Após superar uma cirurgia no ombro, Lucia Bosetti viu o adiamento da Olimpíada para 2021 permitir a volta do sonho de atuar em Tóquio
Em dezembro do ano passado, uma cirurgia no ombro praticamente colocou um ponto final no sonho olímpico da ponteira italiana Lucia Bosetti. Meses depois, porém, a pandemia do coronavírus virou o mundo de cabeça para baixo. E o adiamento dos Jogos para 2021 permitiu que ela voltasse a sonhar.

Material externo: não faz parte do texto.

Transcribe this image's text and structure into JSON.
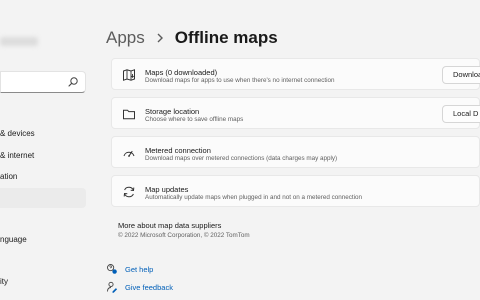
{
  "sidebar": {
    "search": {
      "value": "",
      "placeholder": ""
    },
    "items": [
      {
        "label": "& devices"
      },
      {
        "label": "& internet"
      },
      {
        "label": "ation"
      },
      {
        "label": ""
      },
      {
        "label": ""
      },
      {
        "label": "nguage"
      },
      {
        "label": ""
      },
      {
        "label": "ity"
      }
    ]
  },
  "breadcrumb": {
    "parent": "Apps",
    "current": "Offline maps"
  },
  "cards": [
    {
      "title": "Maps (0 downloaded)",
      "description": "Download maps for apps to use when there's no internet connection",
      "button": "Download",
      "icon": "offline-map-icon"
    },
    {
      "title": "Storage location",
      "description": "Choose where to save offline maps",
      "button": "Local D",
      "icon": "folder-icon"
    },
    {
      "title": "Metered connection",
      "description": "Download maps over metered connections (data charges may apply)",
      "icon": "metered-connection-icon"
    },
    {
      "title": "Map updates",
      "description": "Automatically update maps when plugged in and not on a metered connection",
      "icon": "sync-icon"
    }
  ],
  "suppliers": {
    "title": "More about map data suppliers",
    "copyright": "© 2022 Microsoft Corporation, © 2022 TomTom"
  },
  "links": {
    "get_help": "Get help",
    "give_feedback": "Give feedback"
  },
  "colors": {
    "background": "#f3f3f3",
    "card": "#fbfbfb",
    "link": "#005fb8"
  }
}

Em entrevista publicada ao jornal Tuttosport, neste fim de semana, Lucia Bosetti falou sobre a recuperação, sobre a realização de um objetivo pessoal durante a recuperação, e, logicamente, sobre Tóquio-2021.
OLIMPÍADA
– O adiamento dos Jogos não me faz pensar que estou 100% lá, mas me oferece a oportunidade de dar o meu melhor no campeonato e ter a chance. Vai depender de mim e não de situações externas.
CIRURGIA
– Três meses foram perdidos por conta de um diagnóstico errado. Foi a maior dificuldade que enfrentei. Tempo perdido, mas também me deu energia e confiança. No início, pensavam que era uma lesão parcial do supraespinhal, mas depois de ter fortalecido a área muscular em volta o meu ombro ainda não reagiu. Então resolvi fazer a artroscopia.
ESTUDOS
– Eu me formei após quatro anos de estudos intercalados com o vôlei. Agora sou doutora em Ciências do Exercício. Queria aproveitar ao máximo todo esses espaços que existem na rotina de uma atleta de voleibol para não pensar sempre e apenas no voleibol, no jogo, na programação semanal… Foi uma grande satisfação.
TREINOS NO SCANDICCI
Recomeçamos e aos poucos estou me acostumando a voltar à equipe. Tenho de recuperar a força para atacar. A parte física está boa.